Jake extracted his radio and fumbled with the switches. Then he held it to his ear and keyed the mike. “Snake One, this is the Doctor.” Snake One was the commanding officer of the SEAL team, Commander Lester Slick. Slick was a hell of a name for a naval officer but if anyone snickered they did it well away from Lester, who had the body of a professional wrestler and the scarred face of a man who liked to fight and had done far too much of it.

“Snake One, aye. Say your posit.”

“By the target hangar, west side.”

“Wait one.”

They waited in the darkness, listening to the battle. Jake removed his night vision goggles and let his eyes adjust.

The radio squawked. “Snake One, this is Snake Four. There’s four of us out here in the middle of a whole goddamn raghead platoon.”

“Fight your way in, Snake Four. You’re behind schedule.”

That was Lester Slick. If you wanted sympathy, write home to mama.

“Roger.”

Jake looked at his watch. In six minutes the first of the Blackhawks was scheduled to arrive.

“Okay, gang, this is Snake One. Let’s start moving in on the Treasure Chest.”

Jake and Toad rose from the ground and scuttled toward the hangar. As they came into the light he saw five other men, SEALs, coming at a trot. “Let’s get inside,” Jake told Toad, and went for the personnel door by the sentry box.

Jake opened the door and stepped into a foyer, a dead space to keep out blowing sand. Toad was right behind him. They paused and listened, then Toad opened the inner door several inches while Jake peeked through the opening. He stepped back and motioned for Toad to close the door.

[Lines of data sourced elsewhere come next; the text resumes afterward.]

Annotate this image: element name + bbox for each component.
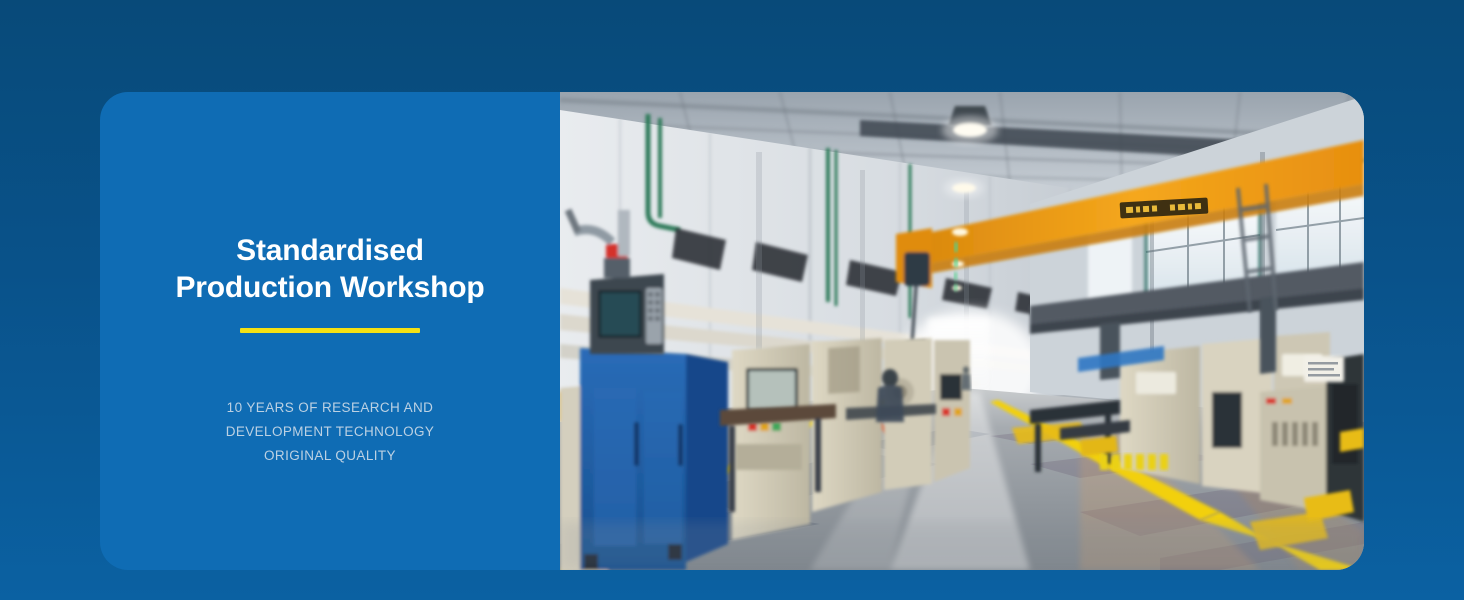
subtitle-text: 10 YEARS OF RESEARCH AND DEVELOPMENT TEC… xyxy=(226,396,435,468)
title-divider xyxy=(240,328,420,333)
page-title: Standardised Production Workshop xyxy=(176,232,485,306)
info-card-content: Standardised Production Workshop 10 YEAR… xyxy=(100,92,560,570)
promo-banner: Standardised Production Workshop 10 YEAR… xyxy=(0,0,1464,600)
workshop-photo xyxy=(560,92,1364,570)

“Over a dozen men. Some armed,” Jake whispered.

“The nukes?”

“A lot of them.”

“Whoo boy!”

“There’s a door in the east side, by the aircraft door,” Jake said. “It’s open. I’m gonna step out and look around the corner. Open the door for me.” His heart was hammering, he was perspiring freely, and he was breathing hard, as if he had run ten miles, but when Toad opened the door he slipped back outside.